According to the complaint, Georgia contracts with LexisNexis to publish an annotated version of Georgia’s state laws. Under the contract, LexisNexis is required to make an unannotated version of the code available to the public for free. In order to recoup its publishing costs, however, LexisNexis is responsible for drafting and making “additions to the statutory text,” such as summaries of significant judicial decisions relating to various parts of the code. The complaint, which acknowledges that the laws themselves are uncopyrightable, refers to these additions as the “Copyrighted Annotations.” The State of Georgia asserts that these Copyrighted Annotations are prepared as “works for hire” by LexisNexis and thus claims exclusive copyright ownership on that basis.
The State asserts that Public.Resource.org illegally copied the O.C.G.A. containing the Copyrighted Annotations and then uploaded copies to various websites, including its own sites and archive.org, even going so far as to post a notice that members of the public “can copy, modify, distribute and perform the work, even for commercial purposes, all without asking permission.” (Compl. at para. 17, citing https://archive.org/details/govlawgacode392000, which indicates that O.C.G.A. Volume 39, 2000 Edition, Title 51 is subject to a “CC0 1.0 Universal” license.) The complaint goes on to allege that the defendant’s actions are part of a larger plan to improperly influence the government to modify the copyright law and force government entities to “expend tax payer dollars in creating annotated state codes.”
The State then criticizes the defendant’s founder, Carl Malamud, claiming that:
“[I]n January of 2014, Carl Malamud, Defendant’s founder and president, testified in front of the U.S. House of Representatives, House Judiciary Committee, to advance an amendment to the U.S. Copyright Act making state and local official legal documents uncopyrightable for reasons of public policy. No such amendment has been adopted by Congress.

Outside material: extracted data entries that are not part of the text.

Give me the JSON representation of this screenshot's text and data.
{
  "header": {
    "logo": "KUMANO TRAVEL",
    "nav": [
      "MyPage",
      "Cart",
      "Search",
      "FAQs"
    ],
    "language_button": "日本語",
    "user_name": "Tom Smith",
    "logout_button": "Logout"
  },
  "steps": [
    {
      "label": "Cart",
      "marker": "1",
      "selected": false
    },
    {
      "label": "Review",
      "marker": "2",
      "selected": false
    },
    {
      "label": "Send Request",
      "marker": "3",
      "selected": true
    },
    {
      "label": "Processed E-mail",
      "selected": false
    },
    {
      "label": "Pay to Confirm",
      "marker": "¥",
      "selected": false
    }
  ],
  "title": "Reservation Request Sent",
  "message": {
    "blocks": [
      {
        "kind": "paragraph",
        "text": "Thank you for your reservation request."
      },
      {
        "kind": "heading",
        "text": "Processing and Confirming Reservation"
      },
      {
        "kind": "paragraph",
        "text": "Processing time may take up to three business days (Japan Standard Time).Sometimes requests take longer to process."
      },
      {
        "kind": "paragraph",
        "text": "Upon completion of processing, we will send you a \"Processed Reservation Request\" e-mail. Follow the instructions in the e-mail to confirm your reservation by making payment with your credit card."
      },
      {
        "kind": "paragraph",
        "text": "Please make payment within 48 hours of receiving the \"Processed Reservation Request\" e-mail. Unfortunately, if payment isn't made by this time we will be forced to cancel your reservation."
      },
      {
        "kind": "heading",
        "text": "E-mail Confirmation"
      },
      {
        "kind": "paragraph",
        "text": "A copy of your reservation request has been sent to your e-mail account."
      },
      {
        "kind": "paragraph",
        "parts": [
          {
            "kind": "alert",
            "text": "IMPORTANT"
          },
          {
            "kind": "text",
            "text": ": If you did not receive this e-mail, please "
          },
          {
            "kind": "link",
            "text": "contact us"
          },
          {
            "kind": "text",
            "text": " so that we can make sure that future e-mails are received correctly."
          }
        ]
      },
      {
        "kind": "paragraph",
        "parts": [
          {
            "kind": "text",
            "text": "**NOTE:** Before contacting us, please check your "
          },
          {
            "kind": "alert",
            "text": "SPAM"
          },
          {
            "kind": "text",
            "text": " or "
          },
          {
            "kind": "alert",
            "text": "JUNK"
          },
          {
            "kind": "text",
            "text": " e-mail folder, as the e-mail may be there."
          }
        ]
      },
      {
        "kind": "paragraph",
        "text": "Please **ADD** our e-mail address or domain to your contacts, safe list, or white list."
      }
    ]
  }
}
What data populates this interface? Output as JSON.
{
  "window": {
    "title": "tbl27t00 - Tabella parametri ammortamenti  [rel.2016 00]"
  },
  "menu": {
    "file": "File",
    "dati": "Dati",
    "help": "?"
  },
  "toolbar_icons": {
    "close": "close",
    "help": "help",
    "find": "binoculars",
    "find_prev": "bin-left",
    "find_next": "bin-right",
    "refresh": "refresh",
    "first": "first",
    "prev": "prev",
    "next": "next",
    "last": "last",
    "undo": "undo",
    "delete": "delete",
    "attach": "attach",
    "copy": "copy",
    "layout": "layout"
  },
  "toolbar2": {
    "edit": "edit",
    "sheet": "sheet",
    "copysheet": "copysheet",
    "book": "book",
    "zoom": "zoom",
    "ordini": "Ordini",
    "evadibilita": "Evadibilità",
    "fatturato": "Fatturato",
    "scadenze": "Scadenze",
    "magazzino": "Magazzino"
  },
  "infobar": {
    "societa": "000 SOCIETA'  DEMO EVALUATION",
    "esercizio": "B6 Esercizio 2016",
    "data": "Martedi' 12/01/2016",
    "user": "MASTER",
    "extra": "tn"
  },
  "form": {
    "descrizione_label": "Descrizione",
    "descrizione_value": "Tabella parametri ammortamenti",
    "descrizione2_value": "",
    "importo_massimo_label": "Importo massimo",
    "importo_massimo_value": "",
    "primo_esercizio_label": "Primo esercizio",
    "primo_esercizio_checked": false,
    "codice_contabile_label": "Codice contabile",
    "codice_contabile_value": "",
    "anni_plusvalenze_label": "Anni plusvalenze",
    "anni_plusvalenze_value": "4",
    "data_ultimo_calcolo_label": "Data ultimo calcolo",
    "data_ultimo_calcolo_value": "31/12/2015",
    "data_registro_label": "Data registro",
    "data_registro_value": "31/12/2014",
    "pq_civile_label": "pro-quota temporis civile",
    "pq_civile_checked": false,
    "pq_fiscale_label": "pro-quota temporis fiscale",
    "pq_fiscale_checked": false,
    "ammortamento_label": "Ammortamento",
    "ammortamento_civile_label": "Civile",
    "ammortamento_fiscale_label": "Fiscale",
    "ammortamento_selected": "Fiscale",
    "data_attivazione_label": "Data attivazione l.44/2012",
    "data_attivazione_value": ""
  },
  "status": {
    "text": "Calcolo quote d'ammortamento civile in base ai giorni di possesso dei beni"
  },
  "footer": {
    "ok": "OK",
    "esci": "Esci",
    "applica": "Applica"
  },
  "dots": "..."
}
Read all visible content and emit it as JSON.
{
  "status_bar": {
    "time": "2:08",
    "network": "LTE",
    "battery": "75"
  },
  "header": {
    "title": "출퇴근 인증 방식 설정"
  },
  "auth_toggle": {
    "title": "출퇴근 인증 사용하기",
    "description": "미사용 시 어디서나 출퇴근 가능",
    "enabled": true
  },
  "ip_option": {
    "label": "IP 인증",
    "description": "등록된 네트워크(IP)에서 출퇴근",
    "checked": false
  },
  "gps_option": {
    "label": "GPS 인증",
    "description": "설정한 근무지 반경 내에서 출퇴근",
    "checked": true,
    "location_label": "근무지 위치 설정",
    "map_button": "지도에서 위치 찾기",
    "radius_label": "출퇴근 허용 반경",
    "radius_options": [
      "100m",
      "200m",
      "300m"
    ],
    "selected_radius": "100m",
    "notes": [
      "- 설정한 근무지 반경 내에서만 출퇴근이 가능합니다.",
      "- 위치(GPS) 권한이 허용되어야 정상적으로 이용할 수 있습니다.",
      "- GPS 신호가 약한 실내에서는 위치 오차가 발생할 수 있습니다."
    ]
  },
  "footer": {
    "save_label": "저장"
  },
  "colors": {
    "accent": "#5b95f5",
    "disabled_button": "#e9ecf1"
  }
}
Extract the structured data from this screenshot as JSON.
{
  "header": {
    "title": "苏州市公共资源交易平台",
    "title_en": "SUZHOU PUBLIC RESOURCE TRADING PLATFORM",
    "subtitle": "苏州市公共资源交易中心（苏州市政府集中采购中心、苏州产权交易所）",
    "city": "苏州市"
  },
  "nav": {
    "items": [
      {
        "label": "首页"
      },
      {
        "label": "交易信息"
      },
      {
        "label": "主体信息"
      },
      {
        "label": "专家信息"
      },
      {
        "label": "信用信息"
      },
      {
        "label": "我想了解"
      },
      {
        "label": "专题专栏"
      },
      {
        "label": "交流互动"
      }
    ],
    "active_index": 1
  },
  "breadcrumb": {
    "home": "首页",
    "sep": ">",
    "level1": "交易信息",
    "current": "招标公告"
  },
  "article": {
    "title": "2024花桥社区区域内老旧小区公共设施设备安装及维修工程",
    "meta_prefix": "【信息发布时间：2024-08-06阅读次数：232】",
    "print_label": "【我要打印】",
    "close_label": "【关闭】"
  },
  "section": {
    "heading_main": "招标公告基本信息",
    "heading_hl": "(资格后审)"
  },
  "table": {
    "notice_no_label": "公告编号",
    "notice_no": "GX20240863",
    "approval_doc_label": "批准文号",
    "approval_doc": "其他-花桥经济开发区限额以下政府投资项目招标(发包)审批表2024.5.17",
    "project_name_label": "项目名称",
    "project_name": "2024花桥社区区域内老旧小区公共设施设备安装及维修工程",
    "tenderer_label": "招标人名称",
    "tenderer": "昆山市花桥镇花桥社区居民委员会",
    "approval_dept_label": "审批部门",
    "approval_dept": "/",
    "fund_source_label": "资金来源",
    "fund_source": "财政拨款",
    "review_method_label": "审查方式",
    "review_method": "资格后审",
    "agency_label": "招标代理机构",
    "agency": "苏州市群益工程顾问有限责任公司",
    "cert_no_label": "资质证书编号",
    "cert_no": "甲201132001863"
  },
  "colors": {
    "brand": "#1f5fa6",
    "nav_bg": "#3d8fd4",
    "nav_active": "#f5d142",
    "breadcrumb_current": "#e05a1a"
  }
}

On information and belief, Carl Malamud has engaged in an 18 year long crusade to control the accessibility of U.S. government documents by becoming the United States’ Public Printer – an individual nominated by the U.S. President and who is in control of the U.S. Government Printing Office. Carl Malamud has not been so nominated.” (Compl. at para. 18.)
The complaint alleges that the defendant also distributed copies of the O.C.G.A. by thumb drive and mail to various members of the State of Georgia Legislature. The State mailed a cease-and-desist letter to the defendant in July of 2013, with which the defendant openly refused to comply. The complaint seeks redress for alleged direct and indirect copyright infringement under 17 U.S.C. Sec. 106, and prays for injunctive relief, seizure, impoundment, and destruction of all unauthorized works in the defendant’s possession, as well as costs and attorneys’ fees.
On its face, the State of Georgia appears to have an open-and-shut case, but it does raise the question of whether the “Copyrighted Annotations,” which are heavily-relied upon by legal practitioners and the public alike, are “officially” part and parcel of the law such that they should also be deemed uncopyrightable works. The complaint acknowledges that the “succinctness and accuracy of the judicial summaries are in large part what make them valuable to attorneys and others researching the Code.” This recognition by the State along with the “official” blessing highlights the crux of the controversy: if the annotations are part of the “official” law of the state, can (or should) those annotations be protected by copyright law from free public dissemination? It may well require Congressional action to preclude states from obtaining copyright protection on works made for hire pursuant to contract.
The case is Code Revision Commission et al. v. Public.Resource.Org, Inc., 1:15-cv-02594-MHC, filed July 21, 2015 in the Northern District of Georgia, Atlanta Division, and is assigned to Judge Mark Cohen.